Passive high-speed automatic shutter for imaging devices

Abstract

A passive, high-speed, automatic shutter for controlling the transmission light energy of known wavelengths along a predetermined optical axis is provided to protect imaging devices against sudden, undesirable optical overload which may cause damage. A large plurality of contiguously positioned micro-channel optical waveguides is axially aligned parallel with the optical axis to intercept the light energy. The large plurality of micro-channel optical waveguides provides desirable maximization of resolution for transmitting the image to the imaging device. The micro-channel optical waveguides include a saturable absorber material which is selected for its property of absorbing the known wavelengths of light energy up to a determinable level of intensity and transmitting the known wavelengths of light energy when that determinable level of intensity is exceeded.
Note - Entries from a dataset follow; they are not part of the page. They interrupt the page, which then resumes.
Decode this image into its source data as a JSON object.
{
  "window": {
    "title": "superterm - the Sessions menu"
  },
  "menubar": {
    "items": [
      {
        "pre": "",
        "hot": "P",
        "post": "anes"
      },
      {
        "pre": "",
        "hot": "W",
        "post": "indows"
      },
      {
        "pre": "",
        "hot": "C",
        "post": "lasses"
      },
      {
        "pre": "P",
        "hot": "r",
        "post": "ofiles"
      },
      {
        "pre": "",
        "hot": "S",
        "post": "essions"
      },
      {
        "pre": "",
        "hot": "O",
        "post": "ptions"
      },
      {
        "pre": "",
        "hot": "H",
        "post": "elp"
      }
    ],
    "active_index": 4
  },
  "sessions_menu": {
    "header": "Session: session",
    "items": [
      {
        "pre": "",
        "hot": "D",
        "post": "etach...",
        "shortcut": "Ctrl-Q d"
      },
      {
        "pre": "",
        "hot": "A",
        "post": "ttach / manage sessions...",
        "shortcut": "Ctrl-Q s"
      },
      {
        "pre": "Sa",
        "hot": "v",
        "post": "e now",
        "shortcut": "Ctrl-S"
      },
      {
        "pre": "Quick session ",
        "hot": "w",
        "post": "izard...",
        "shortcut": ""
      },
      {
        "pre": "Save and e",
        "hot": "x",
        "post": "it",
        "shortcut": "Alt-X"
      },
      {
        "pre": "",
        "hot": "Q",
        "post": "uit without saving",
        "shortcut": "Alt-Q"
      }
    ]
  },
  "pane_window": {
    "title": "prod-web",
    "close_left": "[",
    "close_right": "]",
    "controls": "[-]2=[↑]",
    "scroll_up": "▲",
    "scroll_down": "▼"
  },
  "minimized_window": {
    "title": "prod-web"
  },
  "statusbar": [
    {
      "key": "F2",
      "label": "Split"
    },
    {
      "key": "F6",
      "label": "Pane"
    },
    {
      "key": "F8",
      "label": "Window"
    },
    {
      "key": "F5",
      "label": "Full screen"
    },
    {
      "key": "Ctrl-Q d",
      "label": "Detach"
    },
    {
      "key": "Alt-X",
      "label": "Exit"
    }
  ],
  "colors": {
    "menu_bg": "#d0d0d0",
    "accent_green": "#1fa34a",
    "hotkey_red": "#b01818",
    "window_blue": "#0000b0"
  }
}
When the determinable level of intensity is not exceeded, optical images are transmitted through the large plurality of micro-channel waveguides to the imaging device which may desirably be positioned in an off-axis, angular disposition. However, when the determinable level of intensity of the known wavelengths of light energy is exceeded, the large plurality of micro-channel optical waveguides including the saturable absorber material becomes effectively transparent and transmits all such light energy along its initial optical axis so that the excess level of intensity of light energy does not reach the off-axis imaging device.